Circumstantial evidence determined Kenneth Waters’ guilt, according to the trial transcripts. His sister explained why the prosecution believed they had connected the dots.
“There was blood at the scene, type O-positive, and my brother Kenny was type O-positive and back then they didn’t have DNA testing,” she said. “So without having fingerprints or anything else, and just type O-positive and the statement of an ex-girlfriend saying he said he did it, my brother was convicted.”
Then she discovered what she called the miracle of science. “I heard the word ‘DNA’ being thrown around while I was in law school and I learned all about the Innocence Project and other people like my brother.”
That list of people like her brother includes some inmates in Massachusetts prisons. According to the New England Innocence Project and the Schuster Center for Investigative Reporting, some may be in sitting in prison for crimes they did not commit — claims that could be proven or disproven by DNA.

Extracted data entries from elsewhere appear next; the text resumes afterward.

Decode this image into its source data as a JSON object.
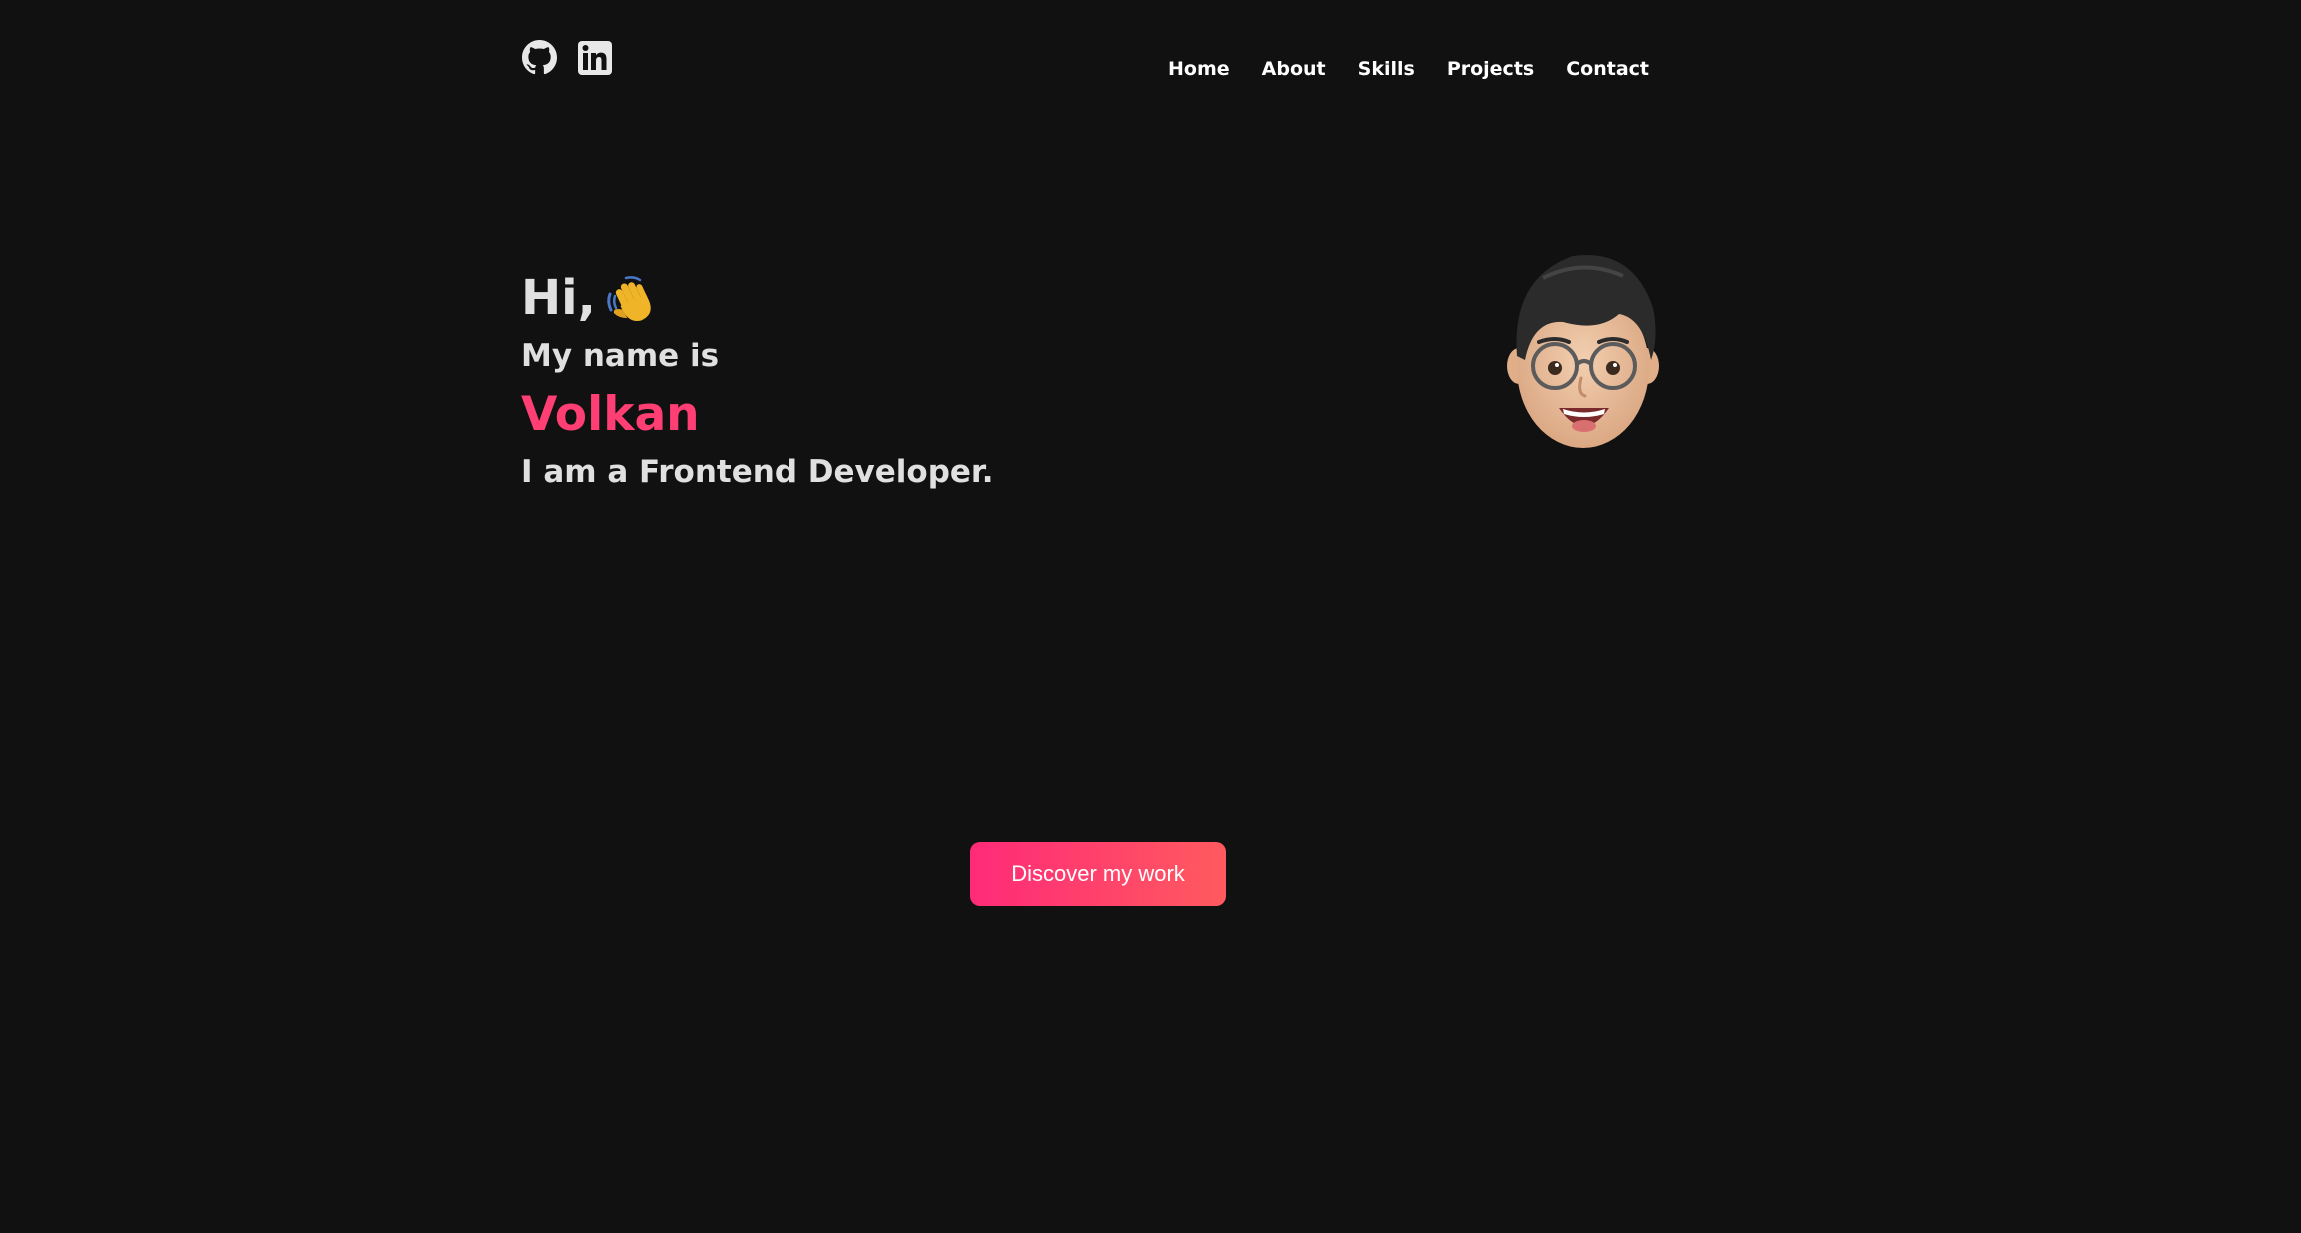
{
  "header": {
    "social": [
      {
        "icon": "github-icon"
      },
      {
        "icon": "linkedin-icon"
      }
    ],
    "nav": [
      "Home",
      "About",
      "Skills",
      "Projects",
      "Contact"
    ]
  },
  "hero": {
    "greeting": "Hi,",
    "greeting_icon": "waving-hand-icon",
    "intro": "My name is",
    "name": "Volkan",
    "role": "I am a Frontend Developer.",
    "avatar_icon": "memoji-avatar"
  },
  "cta": {
    "label": "Discover my work"
  },
  "colors": {
    "background": "#111111",
    "text": "#e0e0e0",
    "accent": "#ff3e74",
    "button_gradient_start": "#ff2a78",
    "button_gradient_end": "#ff5a5f"
  }
}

Read the second part of the story.

Phillip Martin’s report on DNA post-conviction was produced in cooperation with the Schuster Institute for Investigative Journalism at Brandeis University. Florence Graves, the center’s director, explained why they are focusing on cases of potential wrongful convictions in the Commonwealth:
“We are really looking for the truth. We are not working on any case where the evidence seems to indicate that the person is in fact guilty. And [if] at any point in that process we turn up information that suggests that, we will not continue working on that case. The vast majority of cases, we are told, have no DNA to test. So we are really only seeing through these DNA exonerations a very tiny percentage of potential cases of wrongful conviction.”